On Behalf of | Aug 15, 2019 | Elder Law |

In a June 2019 report, the Office of Inspector General, part of the U.S. Department of Health and Human Services, announced the findings of its investigation into nursing home failure to report potential abuse and neglect when the law requires mandatory reporting. Looking at 2016 emergency room data, auditors extrapolated that at least 6,600 incidents of possible abuse or neglect presented to doctors in the ER went unreported by nursing homes to oversight authorities, reports the Associated Press.

This means that in almost one in five suspicious ER visits by Medicare recipients living in nursing homes, the nursing facilities did not report that elder abuse and neglect might have been involved, as required by law. The investigation also revealed that involved government agencies did not always report “substantiated abuse” to local law enforcement officials.

The report describes the challenge of determining how often something did not happen, which, of course, is not recorded anywhere. The auditors looked at billing codes that could point to abuse or neglect as the reason the seniors ended up in the ER (gangrene, shock, fractures and others). The federal auditors then worked with state inspectors to come up with an accurate estimate of how often mandatory reporting was not occurring.

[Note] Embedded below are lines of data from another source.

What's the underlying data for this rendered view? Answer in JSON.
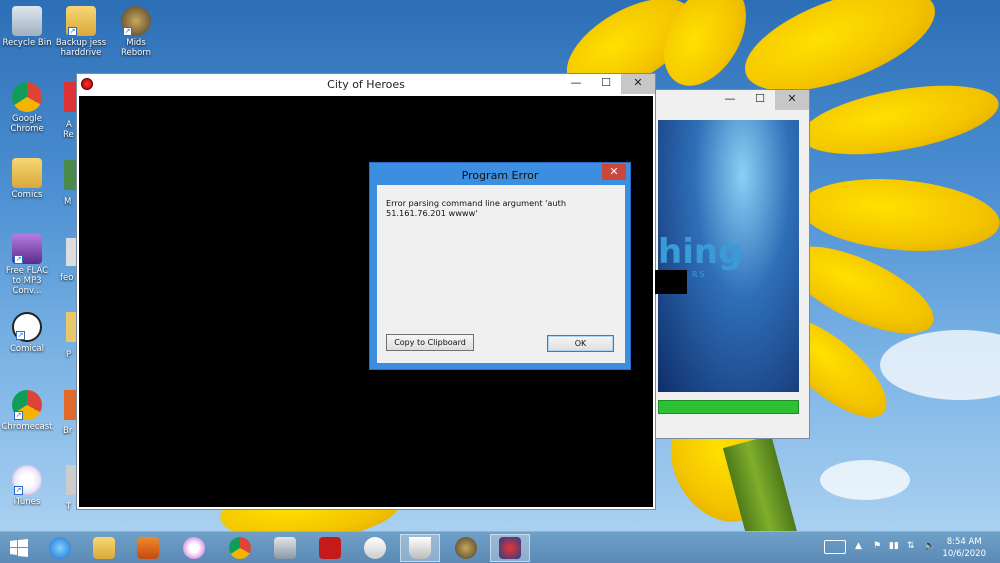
{
  "desktop_icons": [
    {
      "label": "Recycle Bin",
      "icon": "recycle-bin-icon"
    },
    {
      "label": "Backup jess harddrive",
      "icon": "folder-icon"
    },
    {
      "label": "Mids Reborn",
      "icon": "mids-reborn-icon"
    },
    {
      "label": "Google Chrome",
      "icon": "chrome-icon"
    },
    {
      "label": "Comics",
      "icon": "folder-icon"
    },
    {
      "label": "Free FLAC to MP3 Conv...",
      "icon": "flac-converter-icon"
    },
    {
      "label": "Comical",
      "icon": "comical-icon"
    },
    {
      "label": "Chromecast",
      "icon": "chromecast-icon"
    },
    {
      "label": "iTunes",
      "icon": "itunes-icon"
    }
  ],
  "partial_labels": [
    "A",
    "Re",
    "M",
    "feo",
    "P",
    "Br",
    "T"
  ],
  "coh_window": {
    "title": "City of Heroes",
    "minimize": "—",
    "maximize": "☐",
    "close": "✕"
  },
  "launcher_window": {
    "minimize": "—",
    "maximize": "☐",
    "close": "✕",
    "logo_text": "hing",
    "logo_sub": "RS"
  },
  "error_dialog": {
    "title": "Program Error",
    "close": "✕",
    "message": "Error parsing command line argument 'auth 51.161.76.201 wwww'",
    "copy_button": "Copy to Clipboard",
    "ok_button": "OK"
  },
  "taskbar": {
    "items": [
      {
        "name": "start-button",
        "icon": "windows-start-icon"
      },
      {
        "name": "internet-explorer",
        "icon": "ie-icon"
      },
      {
        "name": "file-explorer",
        "icon": "file-explorer-icon"
      },
      {
        "name": "media-player",
        "icon": "media-player-icon"
      },
      {
        "name": "itunes",
        "icon": "itunes-icon"
      },
      {
        "name": "chrome",
        "icon": "chrome-icon"
      },
      {
        "name": "scanner",
        "icon": "scanner-icon"
      },
      {
        "name": "acrobat",
        "icon": "acrobat-icon"
      },
      {
        "name": "foobar",
        "icon": "foobar-icon"
      },
      {
        "name": "cup-app",
        "icon": "cup-icon"
      },
      {
        "name": "mids-reborn",
        "icon": "mids-reborn-icon"
      },
      {
        "name": "city-of-heroes",
        "icon": "city-of-heroes-icon"
      }
    ],
    "clock_time": "8:54 AM",
    "clock_date": "10/6/2020"
  }
}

The bottom line of these disturbing findings is that too often, elder abuse and neglect in nursing homes are not reported, investigated and prosecuted. This likely means that nursing home employees who might be responsible for injury and neglect are not identified by government agency or law enforcement investigations, so dangerous staff members stay on and internal practices continue, putting more vulnerable elders at risk.

AP reports that the Centers for Medicare and Medicaid, or CMS, is stepping up its nursing home oversight, but in the meantime, any Coloradan who suspects abuse or neglect of a loved one in a nursing home should call emergency services for acute injury or seek medical treatment and then seek information about legal options for seeking justice.